The important thing is that the teachers (and students) are working together to make the multi-age classroom work. In the multi-age philosophy, teachers are not working in isolation and teachers are not the sole source of information. The best way to look at it is as “multi-age learning” not “multi-age teaching.”

Multi-Age Learning

When we’re talking to other teachers about our “multi-age” class it is usually met with apprehension and/or confusion. Most think of it as “split” grade just by a different name. It isn’t. They don’t understand why we would mix grades on purpose as it is more work for the teacher, as the teacher now has to teach to two different curriculums. We don’t.

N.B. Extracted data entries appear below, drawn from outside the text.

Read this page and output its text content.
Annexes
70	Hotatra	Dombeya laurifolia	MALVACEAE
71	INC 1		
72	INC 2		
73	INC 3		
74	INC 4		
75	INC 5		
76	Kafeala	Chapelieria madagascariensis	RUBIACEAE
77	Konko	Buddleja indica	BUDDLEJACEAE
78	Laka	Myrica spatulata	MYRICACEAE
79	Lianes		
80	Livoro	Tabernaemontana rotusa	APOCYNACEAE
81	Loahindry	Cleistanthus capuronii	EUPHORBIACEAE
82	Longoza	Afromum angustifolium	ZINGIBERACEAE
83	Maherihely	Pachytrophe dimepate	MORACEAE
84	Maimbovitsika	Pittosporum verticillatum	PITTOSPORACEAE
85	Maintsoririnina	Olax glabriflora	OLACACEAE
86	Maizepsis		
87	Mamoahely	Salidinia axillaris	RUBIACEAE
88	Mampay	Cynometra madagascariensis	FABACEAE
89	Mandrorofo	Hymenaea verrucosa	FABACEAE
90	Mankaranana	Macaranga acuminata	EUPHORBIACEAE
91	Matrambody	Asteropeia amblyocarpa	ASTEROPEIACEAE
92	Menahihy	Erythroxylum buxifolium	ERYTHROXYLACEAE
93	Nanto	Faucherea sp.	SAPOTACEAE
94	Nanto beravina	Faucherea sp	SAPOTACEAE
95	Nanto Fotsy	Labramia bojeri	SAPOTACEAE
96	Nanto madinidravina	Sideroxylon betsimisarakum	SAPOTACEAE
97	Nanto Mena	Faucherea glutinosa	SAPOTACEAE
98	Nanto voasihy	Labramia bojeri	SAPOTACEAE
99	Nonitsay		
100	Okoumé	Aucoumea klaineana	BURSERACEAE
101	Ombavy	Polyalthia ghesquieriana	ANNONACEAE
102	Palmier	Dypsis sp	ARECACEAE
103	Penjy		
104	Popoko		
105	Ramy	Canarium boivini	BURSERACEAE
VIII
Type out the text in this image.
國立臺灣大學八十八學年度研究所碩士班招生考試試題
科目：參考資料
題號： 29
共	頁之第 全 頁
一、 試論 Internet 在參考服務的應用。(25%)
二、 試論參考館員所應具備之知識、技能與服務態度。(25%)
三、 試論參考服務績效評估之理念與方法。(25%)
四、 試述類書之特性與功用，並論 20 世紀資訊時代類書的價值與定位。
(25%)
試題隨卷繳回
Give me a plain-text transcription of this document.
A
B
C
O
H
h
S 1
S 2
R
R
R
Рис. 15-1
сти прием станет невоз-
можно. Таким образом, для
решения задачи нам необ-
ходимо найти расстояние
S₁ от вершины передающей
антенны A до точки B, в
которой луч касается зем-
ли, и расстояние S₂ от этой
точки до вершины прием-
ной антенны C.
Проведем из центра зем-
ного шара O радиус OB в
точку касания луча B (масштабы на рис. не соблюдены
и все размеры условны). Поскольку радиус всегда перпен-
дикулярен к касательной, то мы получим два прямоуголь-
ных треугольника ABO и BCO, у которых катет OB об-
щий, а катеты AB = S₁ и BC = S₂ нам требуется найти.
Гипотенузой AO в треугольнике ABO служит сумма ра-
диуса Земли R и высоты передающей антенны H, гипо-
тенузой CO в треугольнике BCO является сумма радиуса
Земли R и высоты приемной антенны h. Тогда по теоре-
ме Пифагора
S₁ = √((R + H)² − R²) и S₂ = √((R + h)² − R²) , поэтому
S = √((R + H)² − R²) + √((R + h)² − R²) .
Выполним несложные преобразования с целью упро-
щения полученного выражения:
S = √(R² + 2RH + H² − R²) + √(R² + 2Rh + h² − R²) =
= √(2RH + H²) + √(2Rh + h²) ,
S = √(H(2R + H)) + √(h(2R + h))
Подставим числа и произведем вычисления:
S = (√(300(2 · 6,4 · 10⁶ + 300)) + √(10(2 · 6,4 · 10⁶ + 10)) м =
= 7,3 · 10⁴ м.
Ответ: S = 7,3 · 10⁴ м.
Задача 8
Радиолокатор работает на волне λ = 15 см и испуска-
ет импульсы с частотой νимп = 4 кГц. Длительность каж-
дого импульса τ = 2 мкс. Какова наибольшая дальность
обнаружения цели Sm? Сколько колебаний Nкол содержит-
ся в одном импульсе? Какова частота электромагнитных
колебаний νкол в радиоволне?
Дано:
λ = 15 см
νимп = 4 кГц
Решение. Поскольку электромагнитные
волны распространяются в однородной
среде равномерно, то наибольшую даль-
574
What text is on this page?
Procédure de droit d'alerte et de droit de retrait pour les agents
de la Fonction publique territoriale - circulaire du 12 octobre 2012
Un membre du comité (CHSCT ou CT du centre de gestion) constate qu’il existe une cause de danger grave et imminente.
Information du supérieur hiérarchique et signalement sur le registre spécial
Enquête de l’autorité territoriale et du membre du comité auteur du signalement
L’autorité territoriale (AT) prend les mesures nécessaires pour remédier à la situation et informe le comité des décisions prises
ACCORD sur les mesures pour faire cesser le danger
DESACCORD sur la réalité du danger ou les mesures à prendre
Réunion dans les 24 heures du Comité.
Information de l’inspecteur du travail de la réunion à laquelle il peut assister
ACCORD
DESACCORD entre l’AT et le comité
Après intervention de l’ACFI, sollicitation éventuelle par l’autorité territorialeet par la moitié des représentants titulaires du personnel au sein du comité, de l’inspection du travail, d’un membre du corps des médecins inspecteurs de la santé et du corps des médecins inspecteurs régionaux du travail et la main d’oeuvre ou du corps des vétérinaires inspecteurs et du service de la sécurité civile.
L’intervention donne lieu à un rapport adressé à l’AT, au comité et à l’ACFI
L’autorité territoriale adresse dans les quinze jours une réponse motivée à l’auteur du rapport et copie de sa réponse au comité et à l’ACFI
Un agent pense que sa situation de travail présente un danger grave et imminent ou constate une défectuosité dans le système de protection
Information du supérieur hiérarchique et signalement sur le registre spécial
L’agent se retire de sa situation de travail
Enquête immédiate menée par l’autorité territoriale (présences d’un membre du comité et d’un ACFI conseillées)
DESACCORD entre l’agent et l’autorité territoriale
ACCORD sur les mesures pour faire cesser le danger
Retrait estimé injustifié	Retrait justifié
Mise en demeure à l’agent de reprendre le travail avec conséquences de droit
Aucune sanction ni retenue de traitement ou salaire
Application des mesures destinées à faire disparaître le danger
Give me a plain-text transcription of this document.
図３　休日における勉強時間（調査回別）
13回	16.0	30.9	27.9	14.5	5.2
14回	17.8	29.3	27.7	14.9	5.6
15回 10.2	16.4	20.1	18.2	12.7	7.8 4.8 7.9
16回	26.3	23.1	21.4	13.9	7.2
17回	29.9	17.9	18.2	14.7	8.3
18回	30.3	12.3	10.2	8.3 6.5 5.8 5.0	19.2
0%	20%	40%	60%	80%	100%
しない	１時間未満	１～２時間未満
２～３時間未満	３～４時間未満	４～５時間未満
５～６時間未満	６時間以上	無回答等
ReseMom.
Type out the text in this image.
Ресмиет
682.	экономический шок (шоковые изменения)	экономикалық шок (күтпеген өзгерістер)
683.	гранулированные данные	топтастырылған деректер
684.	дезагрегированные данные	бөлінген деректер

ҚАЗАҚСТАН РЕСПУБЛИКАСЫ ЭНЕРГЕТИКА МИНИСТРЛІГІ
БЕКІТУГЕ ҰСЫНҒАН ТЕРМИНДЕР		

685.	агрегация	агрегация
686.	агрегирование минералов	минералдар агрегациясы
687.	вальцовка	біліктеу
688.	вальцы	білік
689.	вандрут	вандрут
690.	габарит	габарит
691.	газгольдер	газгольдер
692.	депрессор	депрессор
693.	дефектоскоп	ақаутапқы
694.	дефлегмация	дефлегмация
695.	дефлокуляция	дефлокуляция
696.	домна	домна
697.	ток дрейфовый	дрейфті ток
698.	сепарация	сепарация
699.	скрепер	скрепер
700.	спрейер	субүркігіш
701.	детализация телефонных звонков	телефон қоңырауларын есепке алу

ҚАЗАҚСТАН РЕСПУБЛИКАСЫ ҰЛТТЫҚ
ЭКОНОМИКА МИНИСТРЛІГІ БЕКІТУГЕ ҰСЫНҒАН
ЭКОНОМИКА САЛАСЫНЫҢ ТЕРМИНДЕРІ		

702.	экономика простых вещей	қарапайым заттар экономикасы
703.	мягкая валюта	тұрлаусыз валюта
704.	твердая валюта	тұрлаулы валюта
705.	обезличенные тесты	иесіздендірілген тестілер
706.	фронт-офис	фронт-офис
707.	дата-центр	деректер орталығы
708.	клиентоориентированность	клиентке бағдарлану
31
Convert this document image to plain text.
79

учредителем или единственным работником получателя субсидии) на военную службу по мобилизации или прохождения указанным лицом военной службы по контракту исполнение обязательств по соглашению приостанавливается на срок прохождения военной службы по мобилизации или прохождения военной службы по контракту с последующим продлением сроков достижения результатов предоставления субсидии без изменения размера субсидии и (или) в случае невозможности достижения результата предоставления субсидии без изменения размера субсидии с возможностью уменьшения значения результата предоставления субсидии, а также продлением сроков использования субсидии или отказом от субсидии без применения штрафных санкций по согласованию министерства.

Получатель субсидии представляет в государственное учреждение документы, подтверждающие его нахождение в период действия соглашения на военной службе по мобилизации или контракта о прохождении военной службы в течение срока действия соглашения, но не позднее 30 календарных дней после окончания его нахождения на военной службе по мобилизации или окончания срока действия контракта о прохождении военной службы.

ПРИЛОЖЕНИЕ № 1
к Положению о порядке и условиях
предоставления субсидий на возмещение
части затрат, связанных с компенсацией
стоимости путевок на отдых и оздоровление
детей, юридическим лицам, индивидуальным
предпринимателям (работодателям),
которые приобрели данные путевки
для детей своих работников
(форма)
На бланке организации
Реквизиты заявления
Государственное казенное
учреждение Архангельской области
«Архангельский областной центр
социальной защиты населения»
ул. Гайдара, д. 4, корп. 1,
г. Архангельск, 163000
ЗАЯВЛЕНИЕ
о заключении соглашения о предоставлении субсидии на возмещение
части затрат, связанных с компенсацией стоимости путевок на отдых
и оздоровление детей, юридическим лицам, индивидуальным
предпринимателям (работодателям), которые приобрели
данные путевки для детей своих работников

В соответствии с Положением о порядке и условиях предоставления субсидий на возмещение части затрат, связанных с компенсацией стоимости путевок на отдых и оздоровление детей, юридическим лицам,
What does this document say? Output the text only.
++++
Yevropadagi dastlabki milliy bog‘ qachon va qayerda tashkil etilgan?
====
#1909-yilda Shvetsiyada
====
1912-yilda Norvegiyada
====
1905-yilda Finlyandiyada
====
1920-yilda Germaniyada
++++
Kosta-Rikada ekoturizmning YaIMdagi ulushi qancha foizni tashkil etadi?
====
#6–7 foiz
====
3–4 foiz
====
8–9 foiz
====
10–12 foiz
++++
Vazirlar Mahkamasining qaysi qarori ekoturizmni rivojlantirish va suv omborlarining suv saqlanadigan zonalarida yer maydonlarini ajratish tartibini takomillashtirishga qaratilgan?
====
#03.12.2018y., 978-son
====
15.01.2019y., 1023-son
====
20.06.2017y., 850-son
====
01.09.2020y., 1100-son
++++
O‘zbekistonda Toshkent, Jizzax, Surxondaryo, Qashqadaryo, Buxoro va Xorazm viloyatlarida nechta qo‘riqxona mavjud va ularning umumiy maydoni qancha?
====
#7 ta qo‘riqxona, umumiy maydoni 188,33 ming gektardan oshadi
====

I think I have figured out where the confusion lies. We, as teachers (myself included) generally talk about “teaching.” We think about “teaching.” The children in “our classes” are “our students.” Now here is where the difference is with the multi-age philosophy: it is multi-age learning, not multi-age teaching. There is a shift from the focus in the classroom being the teacher to the focus being the students. The philosophy is all about how students learn, not on how teachers teach.

This year our focus has changed from “what are we going to teach” to “what do these students need to learn.” My planning has never been as fluid as it is this year. As I am reflecting on this, I realize how often we say to each other, “oh, they need more work on this,” or “this isn’t making sense to them, we need a new strategy,” or “hey, they’ve got this now, let’s move on.” Our lessons this year are truly based on our observations and assessments of the students, which may not necessarily mesh with the year plan we came up with at the beginning of the year. I understand now why it is referred to as a “working document.” Yes, you need to have a plan for the year, but you also have to look at the needs of your students, which you don’t know, until you have had them in your class.

Now all this being said, many teachers already do this. They use the curriculum as a guide, but they observe their students, listen to their students and then adapt their lessons accordingly. For these teachers, switching to a multi-age class is mostly a change in label, rather than a change in teaching style. For other teachers, the switch may be more difficult to make, because it requires a shift in thinking and perspective.



A Student Perspective

This past week, I was asked by my principal to do a short presentation on multi-age learning at the next school council meeting. I thought it would be neat for the parents to hear the student perspective, as well as our own, so I had the students write their thoughts and feelings on multi-age learning. I then shared some of the comments at the meeting. Here are what some of the students wrote. (The samples here are from boys, girls, “grade 3s” and “grade 4s.”)







The common themes that most of the students mentioned were: having a choice in topics/activities, the availability of learning tools, tables instead of desks, new friends and that it’s fun! We know that the students are learning in this multi-age environment because we witness it every day; but it is great to see that the students recognize the differences and benefits of the multi-age class as well.